[Biojava-l] Request for help!

Wed Jul 4 12:55:28 UTC 2007

In Perl it is easy enough to regex-replace s/\n\r/\n/g and s/\r//g  
though I'm not sure this wouldn't incur too much overhead in Java.

You can certainly detect the eol character(s) by line.indexOf('\r');  
if found and the preceding character is '\n' you have DOS/Win-style  
line endings, and otherwise if found it is Mac-style.

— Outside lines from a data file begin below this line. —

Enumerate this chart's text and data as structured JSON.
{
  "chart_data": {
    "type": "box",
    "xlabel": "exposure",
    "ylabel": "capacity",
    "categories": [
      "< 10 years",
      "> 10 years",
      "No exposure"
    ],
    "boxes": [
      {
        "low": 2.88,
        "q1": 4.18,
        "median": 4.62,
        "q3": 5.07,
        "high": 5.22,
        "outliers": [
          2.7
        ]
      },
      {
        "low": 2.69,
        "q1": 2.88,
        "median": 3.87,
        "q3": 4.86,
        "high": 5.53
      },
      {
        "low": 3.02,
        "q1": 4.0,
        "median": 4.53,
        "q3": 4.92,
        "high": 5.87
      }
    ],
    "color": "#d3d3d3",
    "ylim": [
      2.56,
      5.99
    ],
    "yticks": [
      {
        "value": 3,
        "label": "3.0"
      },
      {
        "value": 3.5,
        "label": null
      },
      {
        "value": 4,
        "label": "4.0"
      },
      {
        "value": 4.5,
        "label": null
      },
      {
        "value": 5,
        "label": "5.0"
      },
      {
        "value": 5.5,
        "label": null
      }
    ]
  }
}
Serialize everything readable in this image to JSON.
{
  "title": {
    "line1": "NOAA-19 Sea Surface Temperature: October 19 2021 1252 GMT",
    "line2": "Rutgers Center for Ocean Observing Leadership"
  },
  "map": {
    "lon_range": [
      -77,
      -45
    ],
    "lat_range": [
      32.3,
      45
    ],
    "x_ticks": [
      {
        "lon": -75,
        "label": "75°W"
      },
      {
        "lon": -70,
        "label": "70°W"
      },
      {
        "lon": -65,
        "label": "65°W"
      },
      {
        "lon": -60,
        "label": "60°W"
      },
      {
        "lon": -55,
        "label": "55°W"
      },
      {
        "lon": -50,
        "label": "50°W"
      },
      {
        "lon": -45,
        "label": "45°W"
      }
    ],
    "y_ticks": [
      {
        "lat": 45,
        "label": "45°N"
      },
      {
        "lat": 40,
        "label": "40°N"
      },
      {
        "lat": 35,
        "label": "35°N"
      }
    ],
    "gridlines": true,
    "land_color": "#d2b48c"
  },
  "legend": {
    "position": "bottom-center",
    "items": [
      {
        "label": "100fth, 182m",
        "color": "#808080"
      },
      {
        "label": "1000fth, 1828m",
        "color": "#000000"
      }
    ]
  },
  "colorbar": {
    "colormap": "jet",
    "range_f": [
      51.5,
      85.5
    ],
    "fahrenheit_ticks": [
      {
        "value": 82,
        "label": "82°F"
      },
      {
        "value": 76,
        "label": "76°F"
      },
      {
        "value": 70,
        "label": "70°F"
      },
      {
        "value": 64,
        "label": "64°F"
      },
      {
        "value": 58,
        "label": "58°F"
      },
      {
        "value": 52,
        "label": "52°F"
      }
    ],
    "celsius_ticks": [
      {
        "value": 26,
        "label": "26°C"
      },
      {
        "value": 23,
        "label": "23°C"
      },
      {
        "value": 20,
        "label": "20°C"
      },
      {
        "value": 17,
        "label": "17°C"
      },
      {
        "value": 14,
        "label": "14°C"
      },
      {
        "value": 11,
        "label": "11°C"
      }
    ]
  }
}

However, this all seems like a lot of trouble to go through if all  
that one would need to ask of people is to make sure that the file  
matches the native eol style of the platform, which is really trivial  
to achieve.

For example, to convert Win-style line endings to  Unix:

	$ perl -pi -e 's/\r//g;' <your-files-here>

and from Mac to Unix:

	$ perl -pi -e 's/\r/\n/g;' <your-files-here>

I have these and other simple conversions defined as aliases in  
my .profile, and don't really ever worry about writing lots of code  
to accommodate arbitrary line endings :-)

-hilmar

On Jul 4, 2007, at 4:06 AM, Richard Holland wrote:

> -----BEGIN PGP SIGNED MESSAGE-----
> Hash: SHA1
>
> Hi guys.
>
> I need help with a programming question!
>
> In Java, you can find out the line-end symbol that the JRE is using by
> calling:
>
>    System.getProperty("line.separator");
>
> On *nix this returns "\n", for instance.
>
> Our file parsers all rely on this to return the symbol to break  
> lines at
> when parsing files. This usually works fine.
>
> BUT... on Windows machines, for certain files, it does not appear to
> work! I suspect that these text files were generated on a *nix machine
> then transferred by copying files across file systems using native  
> copy
> commands, or using binary FTP so that the system retained the *nix
> line-end symbols instead of replacing them for the local line-end
> symbols as it would have done if they were transferred in text mode  
> via
> FTP.
>
> I don't have access to a Windows machine I can test on, but I suspect
> that the fix is quite a simple one and boils down to replacing the
> System() call with something more intelligent.
>
> Is there any regex or similar thing we can use to spot _all_ kinds of
> line-end symbols in text files regardless of the platform the file was
> created on or the platform the parser is being run on?
>
> (For information, the only two users who have reported problems like
> this are both using Nexus files - I'm not sure what tool generated  
> them
> though. The Nexus parser uses the same rules as all the other  
> parsers in
> BioJava so I don't think there's anything specifically wrong with  
> it as
> opposed to say the GenBank or FASTA parsers.)
>
> cheers,
> Richard
>
> -----BEGIN PGP SIGNATURE-----
> Version: GnuPG v1.4.2.2 (GNU/Linux)
> Comment: Using GnuPG with Mozilla - http://enigmail.mozdev.org
>
> iD8DBQFGi1T74C5LeMEKA/QRAqoeAKCf311nLYPqysNfUVLMy28H0FBMTgCcDaVh
> 3ppr3WRdJcQgzIAJdUoIX0U=
> =Cboa
> -----END PGP SIGNATURE-----
> _______________________________________________
> Biojava-l mailing list  -  Biojava-l at lists.open-bio.org
> http://lists.open-bio.org/mailman/listinfo/biojava-l

-- 
===========================================================
: Hilmar Lapp  -:-  Durham, NC  -:-  hlapp at gmx dot net :
===========================================================